I’m a PhD student working on statistical machine learning and artificial intelligence. Nowadays, I am particularly interested in the intersection of Bayesian theory and differential geometry. In the past, I’ve worked on scalable computation in Bayesian models, including Markov Chain Monte Carlo methods on parallel and distributed systems such as GPUs and compute clusters. This work has found application in natural language processing via scalable training of Bayesian nonparametric topic models. Selected works include the following.

  • Variational Integrator Networks. We propose a network architecture that allows data-efficient learning of dynamical systems from image observations, by defining the network’s latent space in such a way that it forms a dynamical system in its own right.
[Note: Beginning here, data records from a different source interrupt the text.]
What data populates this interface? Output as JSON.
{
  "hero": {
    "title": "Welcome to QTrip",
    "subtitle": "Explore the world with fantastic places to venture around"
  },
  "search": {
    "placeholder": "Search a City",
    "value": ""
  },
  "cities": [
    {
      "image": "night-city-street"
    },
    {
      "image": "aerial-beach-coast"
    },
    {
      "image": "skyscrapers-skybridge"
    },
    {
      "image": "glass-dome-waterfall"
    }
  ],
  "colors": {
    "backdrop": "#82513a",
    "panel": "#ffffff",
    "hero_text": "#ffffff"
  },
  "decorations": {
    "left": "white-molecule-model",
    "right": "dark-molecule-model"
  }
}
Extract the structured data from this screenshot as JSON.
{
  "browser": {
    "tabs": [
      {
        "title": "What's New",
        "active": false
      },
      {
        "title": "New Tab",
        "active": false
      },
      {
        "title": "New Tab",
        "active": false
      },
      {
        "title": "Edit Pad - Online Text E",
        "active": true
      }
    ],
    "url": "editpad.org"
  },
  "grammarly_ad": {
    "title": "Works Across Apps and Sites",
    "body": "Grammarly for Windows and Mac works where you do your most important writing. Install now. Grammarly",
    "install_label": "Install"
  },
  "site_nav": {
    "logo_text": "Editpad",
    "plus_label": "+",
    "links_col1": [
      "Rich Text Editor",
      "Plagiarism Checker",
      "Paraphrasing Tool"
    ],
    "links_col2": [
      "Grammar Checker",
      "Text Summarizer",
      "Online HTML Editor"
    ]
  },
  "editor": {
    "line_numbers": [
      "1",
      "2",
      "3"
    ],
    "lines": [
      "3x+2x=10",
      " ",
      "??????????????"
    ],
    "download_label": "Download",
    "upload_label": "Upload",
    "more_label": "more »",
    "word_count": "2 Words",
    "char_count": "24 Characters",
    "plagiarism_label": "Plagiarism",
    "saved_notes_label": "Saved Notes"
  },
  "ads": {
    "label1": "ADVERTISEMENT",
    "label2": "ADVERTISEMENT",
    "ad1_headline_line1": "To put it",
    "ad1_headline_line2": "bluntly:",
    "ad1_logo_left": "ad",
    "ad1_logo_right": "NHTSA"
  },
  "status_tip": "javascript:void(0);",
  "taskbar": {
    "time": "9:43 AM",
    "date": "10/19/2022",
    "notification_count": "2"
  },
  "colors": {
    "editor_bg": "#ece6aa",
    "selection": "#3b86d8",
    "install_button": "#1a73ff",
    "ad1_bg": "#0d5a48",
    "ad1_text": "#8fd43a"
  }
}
  • Pólya Urn Latent Dirichlet Allocation. We propose an algorithm for training Latent Dirichlet Allocation that is exact for large data sets, massively parallel, avoids memory bottlenecks of previous approaches, and has the lowest computational complexity of any method its class.

  • Sparse Parallel Training of Hierarchical Dirichlet Process Topic Models. We propose a massively parallel algorithm for training the Hierarchical Dirichlet Process topic model. Along the way, we prove a non-standard conjugacy result for a certain stick-breaking process. The algorithm enables a Hierarchical Dirichlet Process to be trained on the 700m-token PubMed corpora for the first time.

  • Asynchronous Gibbs Sampling. We propose a way of analyzing Markov Chain Monte Carlo methods executed asynchronously on a compute cluster – a setting where the Markov property doesn’t hold. We show that such algorithms can be made to converge if worker nodes are allowed to reject other worker nodes’ messages.